In the Cold War era, the U.S. Sixth Fleet, America’s Mediterranean naval force, consisted of two aircraft carriers, an amphibious ready group and escorting vessels. Today it consists of a command ship based in Italy and a handful of destroyers armed with guided missiles based in Spain. In a crisis the Sixth Fleet commander must rely on naval combatants that might be passing through on their way to or from the Persian Gulf.
Some might see this reduction in force as a peace dividend. But the result is diminished American influence in a region that is increasingly unstable.
The risk of military conflict in the Central and Eastern Mediterranean is increasing. Deterrence does not demand ground forces. But at a minimum it does require moving U.S. naval forces eastward from Spain and relying on existing agreements—such as the one that the U.S. has with Greece—to use the naval base at Souda Bay on the island of Crete as the focal point for America’s Mediterranean naval forces.
Last summer, responding to Russia’s slow-motion invasion of Ukraine, then-NATO Secretary General Anders Fogh Rasmussen said that the alliance was planning new bases in Eastern Europe. The alliance should also heed the call of former NATO Supreme Commander Adm. James Stavridis for “more robust maritime deployments both north in the Baltic and south in the Black Sea.”
Shifting naval forces in the Mediterranean to the east makes parallel good sense. A single amphibious ready group would provide a minimum ability to project U.S. power and control the sea. Adding a carrier or a multiple-vessel surface action group capable of striking ISIS targets on land would help stave off the use of the Mediterranean as a highway into Southern Europe for terrorists and their weapons.

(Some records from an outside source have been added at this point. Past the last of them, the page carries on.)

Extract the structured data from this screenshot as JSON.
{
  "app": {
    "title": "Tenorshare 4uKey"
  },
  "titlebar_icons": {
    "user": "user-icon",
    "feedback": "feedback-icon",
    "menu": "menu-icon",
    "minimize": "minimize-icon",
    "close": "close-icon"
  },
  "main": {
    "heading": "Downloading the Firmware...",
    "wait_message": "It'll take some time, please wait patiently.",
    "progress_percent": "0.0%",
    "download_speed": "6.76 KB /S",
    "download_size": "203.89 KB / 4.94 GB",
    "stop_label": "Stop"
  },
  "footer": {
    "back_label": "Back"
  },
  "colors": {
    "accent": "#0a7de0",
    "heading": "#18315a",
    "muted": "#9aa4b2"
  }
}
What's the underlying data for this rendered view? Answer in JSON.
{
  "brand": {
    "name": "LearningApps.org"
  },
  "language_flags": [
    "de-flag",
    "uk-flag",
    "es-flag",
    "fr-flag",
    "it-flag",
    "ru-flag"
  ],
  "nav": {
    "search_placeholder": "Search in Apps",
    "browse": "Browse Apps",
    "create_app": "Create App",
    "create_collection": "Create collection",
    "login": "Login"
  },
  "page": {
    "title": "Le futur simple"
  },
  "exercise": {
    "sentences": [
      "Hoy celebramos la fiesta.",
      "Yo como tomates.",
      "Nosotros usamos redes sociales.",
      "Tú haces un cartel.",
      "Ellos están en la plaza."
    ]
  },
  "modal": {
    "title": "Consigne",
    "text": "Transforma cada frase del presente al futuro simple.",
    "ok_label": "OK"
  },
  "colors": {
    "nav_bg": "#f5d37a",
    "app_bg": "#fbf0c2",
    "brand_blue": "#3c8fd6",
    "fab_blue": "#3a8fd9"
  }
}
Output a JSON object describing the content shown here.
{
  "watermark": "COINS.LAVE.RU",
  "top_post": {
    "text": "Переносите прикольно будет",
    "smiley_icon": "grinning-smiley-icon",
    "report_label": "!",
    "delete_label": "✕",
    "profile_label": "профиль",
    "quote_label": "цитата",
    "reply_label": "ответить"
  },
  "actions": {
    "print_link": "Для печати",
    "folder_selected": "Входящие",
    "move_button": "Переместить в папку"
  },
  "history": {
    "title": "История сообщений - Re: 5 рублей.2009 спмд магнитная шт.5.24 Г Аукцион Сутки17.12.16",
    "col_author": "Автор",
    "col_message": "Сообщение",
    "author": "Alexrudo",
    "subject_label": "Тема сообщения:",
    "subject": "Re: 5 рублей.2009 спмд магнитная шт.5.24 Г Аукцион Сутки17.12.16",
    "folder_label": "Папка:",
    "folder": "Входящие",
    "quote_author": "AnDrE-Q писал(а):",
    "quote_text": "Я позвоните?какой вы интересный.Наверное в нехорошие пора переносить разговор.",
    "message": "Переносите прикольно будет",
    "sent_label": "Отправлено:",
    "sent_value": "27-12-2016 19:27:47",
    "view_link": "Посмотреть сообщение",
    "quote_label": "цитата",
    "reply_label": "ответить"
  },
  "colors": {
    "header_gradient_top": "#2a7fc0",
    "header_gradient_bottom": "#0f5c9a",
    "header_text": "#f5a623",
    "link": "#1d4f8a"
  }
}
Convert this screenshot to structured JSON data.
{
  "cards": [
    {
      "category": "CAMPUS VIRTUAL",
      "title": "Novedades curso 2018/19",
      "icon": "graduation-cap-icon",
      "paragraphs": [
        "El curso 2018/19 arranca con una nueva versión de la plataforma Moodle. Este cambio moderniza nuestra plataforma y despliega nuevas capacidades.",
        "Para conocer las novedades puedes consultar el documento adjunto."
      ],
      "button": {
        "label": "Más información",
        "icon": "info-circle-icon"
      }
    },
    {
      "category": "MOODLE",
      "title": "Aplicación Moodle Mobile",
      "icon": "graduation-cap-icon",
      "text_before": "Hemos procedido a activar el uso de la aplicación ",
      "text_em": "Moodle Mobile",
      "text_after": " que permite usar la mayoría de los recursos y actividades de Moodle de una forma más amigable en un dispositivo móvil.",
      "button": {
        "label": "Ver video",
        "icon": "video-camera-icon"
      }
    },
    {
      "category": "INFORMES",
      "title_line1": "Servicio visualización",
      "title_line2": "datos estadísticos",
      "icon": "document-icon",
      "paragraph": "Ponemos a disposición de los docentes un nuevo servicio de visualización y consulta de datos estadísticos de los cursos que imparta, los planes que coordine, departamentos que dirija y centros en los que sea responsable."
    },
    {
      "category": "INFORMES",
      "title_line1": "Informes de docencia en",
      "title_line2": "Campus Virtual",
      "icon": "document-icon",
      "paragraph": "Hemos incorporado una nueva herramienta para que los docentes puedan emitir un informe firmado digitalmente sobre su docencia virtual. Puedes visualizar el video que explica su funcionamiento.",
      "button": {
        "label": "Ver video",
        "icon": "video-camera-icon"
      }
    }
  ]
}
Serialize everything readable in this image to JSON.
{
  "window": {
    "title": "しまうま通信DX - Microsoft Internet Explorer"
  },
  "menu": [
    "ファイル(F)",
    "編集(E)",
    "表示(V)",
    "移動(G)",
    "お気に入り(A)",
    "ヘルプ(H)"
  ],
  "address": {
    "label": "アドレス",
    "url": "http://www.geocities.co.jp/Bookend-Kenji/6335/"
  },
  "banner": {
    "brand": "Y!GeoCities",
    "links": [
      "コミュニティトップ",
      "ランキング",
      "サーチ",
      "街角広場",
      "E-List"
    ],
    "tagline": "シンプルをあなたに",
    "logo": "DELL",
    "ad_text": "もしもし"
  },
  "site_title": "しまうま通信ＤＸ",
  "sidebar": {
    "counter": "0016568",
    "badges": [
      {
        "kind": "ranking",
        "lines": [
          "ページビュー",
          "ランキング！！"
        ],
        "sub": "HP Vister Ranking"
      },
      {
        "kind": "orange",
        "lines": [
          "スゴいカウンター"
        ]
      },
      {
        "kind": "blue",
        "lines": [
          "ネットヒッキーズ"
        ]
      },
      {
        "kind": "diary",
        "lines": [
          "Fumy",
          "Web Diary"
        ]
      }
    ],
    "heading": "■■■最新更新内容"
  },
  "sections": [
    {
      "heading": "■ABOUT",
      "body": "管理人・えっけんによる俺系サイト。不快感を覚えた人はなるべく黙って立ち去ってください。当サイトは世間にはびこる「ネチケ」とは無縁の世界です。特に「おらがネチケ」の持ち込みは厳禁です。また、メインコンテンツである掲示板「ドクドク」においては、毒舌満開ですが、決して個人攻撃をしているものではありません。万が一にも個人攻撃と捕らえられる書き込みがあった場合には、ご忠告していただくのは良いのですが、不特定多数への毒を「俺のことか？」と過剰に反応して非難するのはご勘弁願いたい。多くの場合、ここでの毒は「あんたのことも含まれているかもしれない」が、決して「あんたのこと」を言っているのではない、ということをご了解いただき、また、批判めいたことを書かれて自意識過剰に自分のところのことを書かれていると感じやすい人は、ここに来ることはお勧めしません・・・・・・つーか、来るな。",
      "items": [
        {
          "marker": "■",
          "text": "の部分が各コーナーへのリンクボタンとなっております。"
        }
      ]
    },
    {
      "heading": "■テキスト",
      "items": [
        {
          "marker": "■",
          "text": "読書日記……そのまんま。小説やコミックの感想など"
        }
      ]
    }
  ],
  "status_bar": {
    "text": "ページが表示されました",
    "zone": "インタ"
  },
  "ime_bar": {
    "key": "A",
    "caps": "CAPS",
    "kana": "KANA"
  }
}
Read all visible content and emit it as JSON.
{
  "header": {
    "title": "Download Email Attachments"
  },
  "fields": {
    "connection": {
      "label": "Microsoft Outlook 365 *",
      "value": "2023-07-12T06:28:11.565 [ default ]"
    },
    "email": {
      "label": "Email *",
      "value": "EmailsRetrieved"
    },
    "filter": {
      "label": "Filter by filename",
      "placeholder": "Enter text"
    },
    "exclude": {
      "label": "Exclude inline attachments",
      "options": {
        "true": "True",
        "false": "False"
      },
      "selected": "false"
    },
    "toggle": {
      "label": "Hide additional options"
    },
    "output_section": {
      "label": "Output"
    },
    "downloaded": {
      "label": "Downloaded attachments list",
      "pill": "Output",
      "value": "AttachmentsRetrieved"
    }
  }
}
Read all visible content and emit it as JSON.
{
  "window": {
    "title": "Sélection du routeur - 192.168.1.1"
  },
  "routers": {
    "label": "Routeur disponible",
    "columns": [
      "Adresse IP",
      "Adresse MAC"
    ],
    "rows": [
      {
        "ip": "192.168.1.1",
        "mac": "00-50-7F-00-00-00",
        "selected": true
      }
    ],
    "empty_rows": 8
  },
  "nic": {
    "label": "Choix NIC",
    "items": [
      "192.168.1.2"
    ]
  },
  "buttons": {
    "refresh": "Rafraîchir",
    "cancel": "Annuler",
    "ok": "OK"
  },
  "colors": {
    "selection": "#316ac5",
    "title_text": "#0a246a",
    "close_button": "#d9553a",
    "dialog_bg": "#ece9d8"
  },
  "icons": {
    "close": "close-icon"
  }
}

Preventing ISIS’s movement to sea in the Central and Eastern Mediterranean would protect navigation in the sea’s extremely busy trade routes and reassure the states of NATO’s southern flank. It would balance Russia’s increasing naval presence in the region and encourage Turkey to reconsider naval action that risks peaceful development of the large natural gas finds in the Eastern Mediterranean.